Mas a empresa, Shockley Semiconductor, naufragou sob Shockley, que não tinha experiência em administração. Em 1957, Moore e Noyce se juntaram a um grupo de desertores que ficaram conhecidos como "os oito traidores". Com cada um investindo US$ 500, juntamente com US$ 1,3 milhão do pioneiro da aviação Sherman Fairchild, os oito partiram para formar a Fairchild Semiconductor Corp., que se tornou pioneira na fabricação de circuitos integrados.

Instigados pelo empreendedorismo, Moore e Noyce decidiram em 1968 formar sua própria empresa, com foco na memória dos semicondutores. Eles escreveram o que Moore descreveu como um plano de negócios "muito geral".

"Dizia que iríamos trabalhar com silício… e fazer produtos interessantes", disse ele numa entrevista em 1994.

Apesar de sua vaga proposta, eles não tiveram problemas para encontrar apoio financeiro.

Com capital de US$ 2,5 milhões, Moore e Noyce chamaram sua startup de Integrated Electronics Corp., que mais tarde abreviaram para Intel. O terceiro funcionário era Grove, um jovem imigrante húngaro que havia trabalhado para Moore na Fairchild.

Depois de alguma indecisão sobre qual tecnologia focar, os três decidiram por uma nova versão da tecnologia MOS –semicondutor de óxido metálico– chamada MOS de porta de silício. Para melhorar a velocidade e a densidade de um transistor, eles usaram silício em vez de alumínio.

"Felizmente, muito por sorte, chegamos a uma tecnologia que tinha o grau certo de dificuldade para uma startup de sucesso", escreveu Moore em 1994. "Foi assim que a Intel começou."

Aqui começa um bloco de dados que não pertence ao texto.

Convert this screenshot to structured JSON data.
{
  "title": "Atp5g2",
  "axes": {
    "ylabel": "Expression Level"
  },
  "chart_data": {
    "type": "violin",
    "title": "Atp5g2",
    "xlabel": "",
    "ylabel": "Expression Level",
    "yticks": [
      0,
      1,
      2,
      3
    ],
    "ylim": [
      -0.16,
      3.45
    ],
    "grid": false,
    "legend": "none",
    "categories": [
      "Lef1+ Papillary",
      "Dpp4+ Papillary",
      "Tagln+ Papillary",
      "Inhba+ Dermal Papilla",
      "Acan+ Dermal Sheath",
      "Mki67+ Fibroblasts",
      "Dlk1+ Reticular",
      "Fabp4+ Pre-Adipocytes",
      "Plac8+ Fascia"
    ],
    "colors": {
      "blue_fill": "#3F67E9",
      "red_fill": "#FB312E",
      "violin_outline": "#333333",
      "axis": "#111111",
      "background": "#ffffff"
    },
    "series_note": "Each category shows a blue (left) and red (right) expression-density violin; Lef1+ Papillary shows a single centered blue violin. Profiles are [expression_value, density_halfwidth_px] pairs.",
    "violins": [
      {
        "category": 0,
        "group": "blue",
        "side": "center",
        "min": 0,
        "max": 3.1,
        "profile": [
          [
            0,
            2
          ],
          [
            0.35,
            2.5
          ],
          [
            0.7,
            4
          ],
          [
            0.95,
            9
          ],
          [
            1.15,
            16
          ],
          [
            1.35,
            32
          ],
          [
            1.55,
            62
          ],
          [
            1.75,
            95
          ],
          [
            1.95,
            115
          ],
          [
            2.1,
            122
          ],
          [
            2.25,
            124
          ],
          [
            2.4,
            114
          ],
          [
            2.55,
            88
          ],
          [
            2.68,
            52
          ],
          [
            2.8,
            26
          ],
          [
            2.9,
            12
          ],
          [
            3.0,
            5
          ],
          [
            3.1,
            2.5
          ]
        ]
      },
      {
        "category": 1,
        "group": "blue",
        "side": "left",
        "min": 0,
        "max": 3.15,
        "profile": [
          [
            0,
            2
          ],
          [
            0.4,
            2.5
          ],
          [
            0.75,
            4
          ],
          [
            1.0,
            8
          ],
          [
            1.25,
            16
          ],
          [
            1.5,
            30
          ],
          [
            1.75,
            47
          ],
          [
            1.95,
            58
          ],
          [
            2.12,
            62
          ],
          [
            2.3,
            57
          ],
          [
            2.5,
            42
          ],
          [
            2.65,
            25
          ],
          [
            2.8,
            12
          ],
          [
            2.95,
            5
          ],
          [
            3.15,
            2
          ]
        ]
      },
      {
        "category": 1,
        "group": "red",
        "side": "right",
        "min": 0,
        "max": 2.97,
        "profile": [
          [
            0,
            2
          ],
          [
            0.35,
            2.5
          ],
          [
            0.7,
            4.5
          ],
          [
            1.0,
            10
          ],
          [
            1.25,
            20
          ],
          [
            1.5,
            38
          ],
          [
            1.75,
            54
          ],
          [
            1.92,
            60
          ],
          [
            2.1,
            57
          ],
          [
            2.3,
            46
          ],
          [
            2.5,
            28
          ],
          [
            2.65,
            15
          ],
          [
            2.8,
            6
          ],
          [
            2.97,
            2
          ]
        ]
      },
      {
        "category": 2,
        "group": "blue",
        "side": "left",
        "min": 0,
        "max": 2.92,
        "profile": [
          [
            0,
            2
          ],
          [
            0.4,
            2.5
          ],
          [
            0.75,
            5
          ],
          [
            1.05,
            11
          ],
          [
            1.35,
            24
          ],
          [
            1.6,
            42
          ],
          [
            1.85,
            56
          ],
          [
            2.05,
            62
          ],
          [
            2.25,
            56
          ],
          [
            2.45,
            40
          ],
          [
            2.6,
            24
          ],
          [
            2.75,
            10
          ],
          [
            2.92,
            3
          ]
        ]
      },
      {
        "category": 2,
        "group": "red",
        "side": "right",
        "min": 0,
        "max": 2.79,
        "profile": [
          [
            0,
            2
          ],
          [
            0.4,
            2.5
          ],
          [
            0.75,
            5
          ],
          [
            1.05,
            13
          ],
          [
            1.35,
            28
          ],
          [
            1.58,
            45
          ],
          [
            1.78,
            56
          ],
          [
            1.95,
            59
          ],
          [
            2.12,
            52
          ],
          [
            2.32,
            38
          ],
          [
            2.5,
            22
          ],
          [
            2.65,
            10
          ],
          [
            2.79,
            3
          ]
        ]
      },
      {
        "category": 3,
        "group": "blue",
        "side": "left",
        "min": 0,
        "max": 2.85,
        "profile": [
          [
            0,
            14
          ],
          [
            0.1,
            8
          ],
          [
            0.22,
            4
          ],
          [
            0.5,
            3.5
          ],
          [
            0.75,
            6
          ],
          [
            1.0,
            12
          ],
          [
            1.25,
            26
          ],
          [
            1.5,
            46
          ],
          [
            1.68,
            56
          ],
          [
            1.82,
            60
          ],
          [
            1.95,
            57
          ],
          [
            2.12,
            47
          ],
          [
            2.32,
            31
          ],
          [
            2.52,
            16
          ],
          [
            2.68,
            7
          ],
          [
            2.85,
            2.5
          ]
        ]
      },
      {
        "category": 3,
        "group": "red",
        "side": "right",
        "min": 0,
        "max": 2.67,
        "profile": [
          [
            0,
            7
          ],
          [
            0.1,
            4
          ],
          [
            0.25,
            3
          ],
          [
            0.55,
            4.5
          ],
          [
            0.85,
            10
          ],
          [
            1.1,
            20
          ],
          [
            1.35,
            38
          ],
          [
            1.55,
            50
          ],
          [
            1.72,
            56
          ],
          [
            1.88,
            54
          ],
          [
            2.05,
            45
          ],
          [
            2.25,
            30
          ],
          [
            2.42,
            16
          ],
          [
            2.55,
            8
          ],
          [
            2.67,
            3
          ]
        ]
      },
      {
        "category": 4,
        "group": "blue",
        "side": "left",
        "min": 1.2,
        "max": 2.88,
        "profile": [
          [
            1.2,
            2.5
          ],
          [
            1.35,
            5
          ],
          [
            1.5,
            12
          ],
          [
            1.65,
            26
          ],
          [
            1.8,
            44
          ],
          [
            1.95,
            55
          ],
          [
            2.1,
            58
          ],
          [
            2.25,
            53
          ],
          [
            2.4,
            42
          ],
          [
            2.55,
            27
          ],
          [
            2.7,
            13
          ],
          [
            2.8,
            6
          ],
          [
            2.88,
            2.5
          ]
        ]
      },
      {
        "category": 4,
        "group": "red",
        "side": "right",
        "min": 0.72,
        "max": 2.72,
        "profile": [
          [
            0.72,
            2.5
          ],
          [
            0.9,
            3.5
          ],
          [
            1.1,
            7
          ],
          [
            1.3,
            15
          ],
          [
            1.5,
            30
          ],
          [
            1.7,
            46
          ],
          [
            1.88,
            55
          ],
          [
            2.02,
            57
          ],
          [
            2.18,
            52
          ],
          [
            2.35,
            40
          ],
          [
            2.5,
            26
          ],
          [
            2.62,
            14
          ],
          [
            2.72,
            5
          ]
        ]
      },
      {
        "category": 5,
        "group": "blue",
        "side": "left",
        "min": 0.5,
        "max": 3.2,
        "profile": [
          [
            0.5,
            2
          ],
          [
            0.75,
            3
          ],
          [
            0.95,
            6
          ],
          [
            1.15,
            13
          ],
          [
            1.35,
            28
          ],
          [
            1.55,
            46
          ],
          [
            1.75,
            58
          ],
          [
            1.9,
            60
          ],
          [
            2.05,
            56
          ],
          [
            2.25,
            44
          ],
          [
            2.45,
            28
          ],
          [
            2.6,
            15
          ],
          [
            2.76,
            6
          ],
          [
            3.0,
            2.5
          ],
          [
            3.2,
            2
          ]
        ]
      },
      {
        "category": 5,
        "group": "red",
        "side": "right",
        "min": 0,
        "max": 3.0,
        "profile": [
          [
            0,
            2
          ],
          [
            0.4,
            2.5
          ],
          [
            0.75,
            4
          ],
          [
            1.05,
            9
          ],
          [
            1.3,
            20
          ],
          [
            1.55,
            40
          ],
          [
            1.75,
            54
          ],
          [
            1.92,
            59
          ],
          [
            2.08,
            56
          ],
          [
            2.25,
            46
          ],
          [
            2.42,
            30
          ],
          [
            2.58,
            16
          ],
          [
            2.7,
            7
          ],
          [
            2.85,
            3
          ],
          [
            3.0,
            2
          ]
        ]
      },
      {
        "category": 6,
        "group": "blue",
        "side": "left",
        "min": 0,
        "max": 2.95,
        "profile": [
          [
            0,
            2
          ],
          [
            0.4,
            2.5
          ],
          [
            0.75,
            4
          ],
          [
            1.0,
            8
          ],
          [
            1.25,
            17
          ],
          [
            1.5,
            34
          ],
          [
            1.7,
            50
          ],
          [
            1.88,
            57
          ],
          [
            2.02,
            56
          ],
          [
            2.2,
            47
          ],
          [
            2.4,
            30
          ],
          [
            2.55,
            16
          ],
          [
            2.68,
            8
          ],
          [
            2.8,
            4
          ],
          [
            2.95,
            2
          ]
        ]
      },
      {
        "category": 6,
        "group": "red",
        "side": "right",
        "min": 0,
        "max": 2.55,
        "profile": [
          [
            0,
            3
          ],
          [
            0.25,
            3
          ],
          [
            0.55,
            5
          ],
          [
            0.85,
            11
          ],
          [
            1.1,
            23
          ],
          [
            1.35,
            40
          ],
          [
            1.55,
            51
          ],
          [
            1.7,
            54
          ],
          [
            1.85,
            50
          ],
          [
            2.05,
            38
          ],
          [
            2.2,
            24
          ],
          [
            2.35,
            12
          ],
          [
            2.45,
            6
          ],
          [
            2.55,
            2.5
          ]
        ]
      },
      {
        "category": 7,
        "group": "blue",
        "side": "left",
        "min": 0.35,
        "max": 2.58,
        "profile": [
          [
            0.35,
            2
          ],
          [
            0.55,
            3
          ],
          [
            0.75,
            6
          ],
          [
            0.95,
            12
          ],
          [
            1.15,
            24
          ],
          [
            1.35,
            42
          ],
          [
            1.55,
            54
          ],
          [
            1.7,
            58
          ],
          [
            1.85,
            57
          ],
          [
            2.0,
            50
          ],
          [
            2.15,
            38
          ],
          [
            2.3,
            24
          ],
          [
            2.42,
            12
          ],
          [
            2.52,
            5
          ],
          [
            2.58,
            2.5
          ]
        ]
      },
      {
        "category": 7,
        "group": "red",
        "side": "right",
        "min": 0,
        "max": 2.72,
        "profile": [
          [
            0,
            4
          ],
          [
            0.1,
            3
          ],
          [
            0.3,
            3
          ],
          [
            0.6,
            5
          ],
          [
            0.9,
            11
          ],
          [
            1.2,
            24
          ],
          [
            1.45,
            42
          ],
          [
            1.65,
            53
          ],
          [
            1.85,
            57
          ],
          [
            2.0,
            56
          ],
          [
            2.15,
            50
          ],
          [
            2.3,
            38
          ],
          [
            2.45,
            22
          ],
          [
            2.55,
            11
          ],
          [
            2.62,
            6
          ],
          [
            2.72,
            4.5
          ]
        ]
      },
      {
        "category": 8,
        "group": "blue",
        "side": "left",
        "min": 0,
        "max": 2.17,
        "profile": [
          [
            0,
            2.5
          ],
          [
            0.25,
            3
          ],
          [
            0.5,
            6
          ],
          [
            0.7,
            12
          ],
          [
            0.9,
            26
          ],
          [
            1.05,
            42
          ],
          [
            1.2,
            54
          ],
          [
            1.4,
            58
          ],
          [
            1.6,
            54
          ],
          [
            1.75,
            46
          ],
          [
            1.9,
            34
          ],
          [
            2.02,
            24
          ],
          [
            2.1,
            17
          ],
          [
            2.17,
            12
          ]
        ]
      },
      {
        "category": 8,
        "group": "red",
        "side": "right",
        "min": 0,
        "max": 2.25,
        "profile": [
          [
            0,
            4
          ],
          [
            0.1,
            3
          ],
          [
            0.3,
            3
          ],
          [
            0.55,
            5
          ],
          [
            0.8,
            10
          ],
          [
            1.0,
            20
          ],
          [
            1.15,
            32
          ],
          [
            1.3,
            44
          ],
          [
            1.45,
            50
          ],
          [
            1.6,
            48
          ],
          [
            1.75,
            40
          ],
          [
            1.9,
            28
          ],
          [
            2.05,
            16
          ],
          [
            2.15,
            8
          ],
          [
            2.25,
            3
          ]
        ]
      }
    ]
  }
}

No início dos anos 1970, o "computador em um chip" da série 4000 da Intel iniciou a revolução nos computadores pessoais, embora a Intel tenha perdido a oportunidade de fabricar um PC, o que Moore culpou em parte à sua própria miopia.

"Muito antes da Apple, um de nossos engenheiros me trouxe a sugestão de que a Intel deveria construir um computador para uso doméstico", escreveu ele. "E eu perguntei: 'Para que diabos alguém iria querer um computador em casa?’"

Mesmo assim, ele viu o futuro. Em 1963, ainda na Fairchild como diretor de pesquisa e desenvolvimento, Moore contribuiu com um capítulo de livro descrevendo o que se tornaria o precursor de sua lei homônima, sem a previsão numérica explícita. Dois anos depois, ele publicou um artigo na revista Electronics, de grande circulação, intitulado "Amontoando mais componentes em circuitos integrados".

"O artigo apresentou o mesmo argumento do capítulo do livro, com o acréscimo dessa previsão explicitamente numérica", disse David Brock, coautor de "Moore's Law: The Life of Gordon Moore, Silicon Valley's Quiet Revolutionary" [A Lei de Moore: A vida de Gordon Moore, o revolucionário silencioso do Vale do Silício].

Há poucas evidências de que muitas pessoas leram o artigo quando foi publicado, disse Brock.

"Ele continuou dando palestras com tabelas e gráficos, e as pessoas começaram a usar seus slides e reproduzir seus gráficos", disse Brock. "Então as pessoas viram o fenômeno acontecer. Os microchips de silício ficaram mais complexos e seu custo caiu."

Na década de 1960, quando Moore começou na eletrônica, um único transistor de silício era vendido por US$ 150. Mais tarde, US$ 10 comprariam mais de 100 milhões de transistores. Moore escreveu certa vez que, se os carros avançassem tão rapidamente quanto os computadores, "eles percorreriam 100 mil milhas por galão e seria mais barato comprar um Rolls-Royce do que estacioná-lo.

Moore deixa sua mulher e seus filhos Kenneth e Steven, além de quatro netos.

Em 2014, a Forbes estimou o patrimônio líquido de Moore em US$ 7 bilhões. No entanto, ele permaneceu muito discreto ao longo da vida, preferindo camisas surradas e calças cáqui a ternos sob medida. Ele fazia compras no atacadista Costco e tinha uma coleção de iscas e carretilhas de pesca sobre sua mesa de escritório.

A Lei de Moore está prestes a chegar ao fim, pois os engenheiros encontram alguns limites físicos básicos, bem como o custo excessivo de construir fábricas para atingir o próximo nível de miniaturização. E nos últimos anos o ritmo da miniaturização diminuiu.

O próprio Moore comentou algumas vezes sobre o fim inevitável da Lei de Moore. "Não pode continuar para sempre", disse numa entrevista em 2005 à revista Techworld. "A natureza dos exponenciais é que você os força a avançar e, um dia, o desastre acontece."